KIM D.-C., VEILLEUX S. and SANDERS D.B.
Abstract (from CDS):
This is the second paper in a series discussing the properties of ultraluminous infrared galaxies (ULIGs: LIR > 1012L☉; H0 = 75 km.s–1 Mpc–1 and q0 = 0.0) from the 1 Jy sample of Kim. This paper presents the first results of a spectroscopic survey at optical wavelengths of a randomly selected subset of 45 ULIGs from Kim & Sanders. These new data are combined with previous data from Veilleux et al. to determine the spectral properties of luminous infrared galaxies (LIGs) with LIR ~ 1010.5-1013L☉. We find that the fraction of Seyfert galaxies among LIGs increases dramatically above LIR ~ 1012.3L☉–nearly one-half of the galaxies with LIR > 1012.3L☉ present Seyfert characteristics. Many of the optical properties of these Seyfert galaxies are consistent with the presence of genuine active galactic nuclei (AGNs) in the cores of these objects. The continuum colors and strengths of the stellar Hβ and Mg I b features in and out of the nuclei of ULIGs indicate that star formation has recently (∼107 yr) taken place in the nuclear and circumnuclear regions of many of these objects. As expected, photoionization by hot stars appears to be the dominant source of ionization in the objects with H II region-like spectra.
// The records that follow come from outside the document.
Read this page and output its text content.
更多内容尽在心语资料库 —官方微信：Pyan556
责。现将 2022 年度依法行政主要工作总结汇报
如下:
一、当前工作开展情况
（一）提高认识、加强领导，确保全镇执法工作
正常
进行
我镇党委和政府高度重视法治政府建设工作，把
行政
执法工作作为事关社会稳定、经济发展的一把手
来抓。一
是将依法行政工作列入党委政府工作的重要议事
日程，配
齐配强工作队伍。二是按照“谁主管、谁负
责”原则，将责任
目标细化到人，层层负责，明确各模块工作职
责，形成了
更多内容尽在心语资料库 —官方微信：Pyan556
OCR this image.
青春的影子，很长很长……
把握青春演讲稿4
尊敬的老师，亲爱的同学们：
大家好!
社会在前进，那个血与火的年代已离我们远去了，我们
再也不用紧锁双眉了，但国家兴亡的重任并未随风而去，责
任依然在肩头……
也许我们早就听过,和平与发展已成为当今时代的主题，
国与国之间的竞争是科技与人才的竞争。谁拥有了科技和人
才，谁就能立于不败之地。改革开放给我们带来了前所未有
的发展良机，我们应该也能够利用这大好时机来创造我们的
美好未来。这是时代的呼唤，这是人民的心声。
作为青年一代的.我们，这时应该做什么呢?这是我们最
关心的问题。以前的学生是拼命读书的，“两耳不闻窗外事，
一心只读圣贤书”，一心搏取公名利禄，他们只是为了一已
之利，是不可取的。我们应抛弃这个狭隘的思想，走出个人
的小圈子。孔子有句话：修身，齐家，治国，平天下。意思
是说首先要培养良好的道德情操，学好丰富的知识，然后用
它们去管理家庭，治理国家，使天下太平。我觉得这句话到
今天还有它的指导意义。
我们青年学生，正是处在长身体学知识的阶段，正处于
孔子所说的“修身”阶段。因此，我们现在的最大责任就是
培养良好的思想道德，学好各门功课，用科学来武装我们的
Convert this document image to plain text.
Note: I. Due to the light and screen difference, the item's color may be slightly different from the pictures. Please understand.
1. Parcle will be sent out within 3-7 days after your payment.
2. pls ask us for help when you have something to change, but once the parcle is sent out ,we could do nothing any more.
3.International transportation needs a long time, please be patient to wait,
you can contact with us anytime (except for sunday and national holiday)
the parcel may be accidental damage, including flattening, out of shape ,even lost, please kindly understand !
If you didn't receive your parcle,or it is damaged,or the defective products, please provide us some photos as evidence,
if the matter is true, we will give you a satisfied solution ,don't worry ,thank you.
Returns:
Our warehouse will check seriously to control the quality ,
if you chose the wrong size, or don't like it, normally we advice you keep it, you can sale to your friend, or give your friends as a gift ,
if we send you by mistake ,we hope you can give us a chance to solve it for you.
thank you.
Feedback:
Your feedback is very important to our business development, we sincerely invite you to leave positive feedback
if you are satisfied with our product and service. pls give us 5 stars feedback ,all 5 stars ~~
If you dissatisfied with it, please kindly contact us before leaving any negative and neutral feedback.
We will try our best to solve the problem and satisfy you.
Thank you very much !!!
Evidence is presented that the ionization source in infrared-selected galaxies with nuclear LINER-like spectra (38% of the ULIGs in our sample) is likely to be shocks or of stellar origins rather than AGNs. Shock ionization associated with starburst-driven outflows may also explain the LINER-like emission detected outside the nuclei of some galaxies. No significant differences are found between the mean color excess of ULIGs and that of IRAS galaxies of lower infrared luminosity. However, in contrast to what was found in low-luminosity infrared galaxies, the color excess in the nuclei of ULIGs does not seem to depend on spectral types. The reddening in ULIGs is generally observed to decrease with distance from the nucleus as in their low-luminosity counterparts. In less than 1/5 of the ULIGs in our sample, we observe clear cases of inverted reddening profiles, nearly all of which are optically classified low-ionization nuclear emitting regions (LINERs). These profiles may reflect the actual dust distribution in these objects or may be due to complex optical depth effects.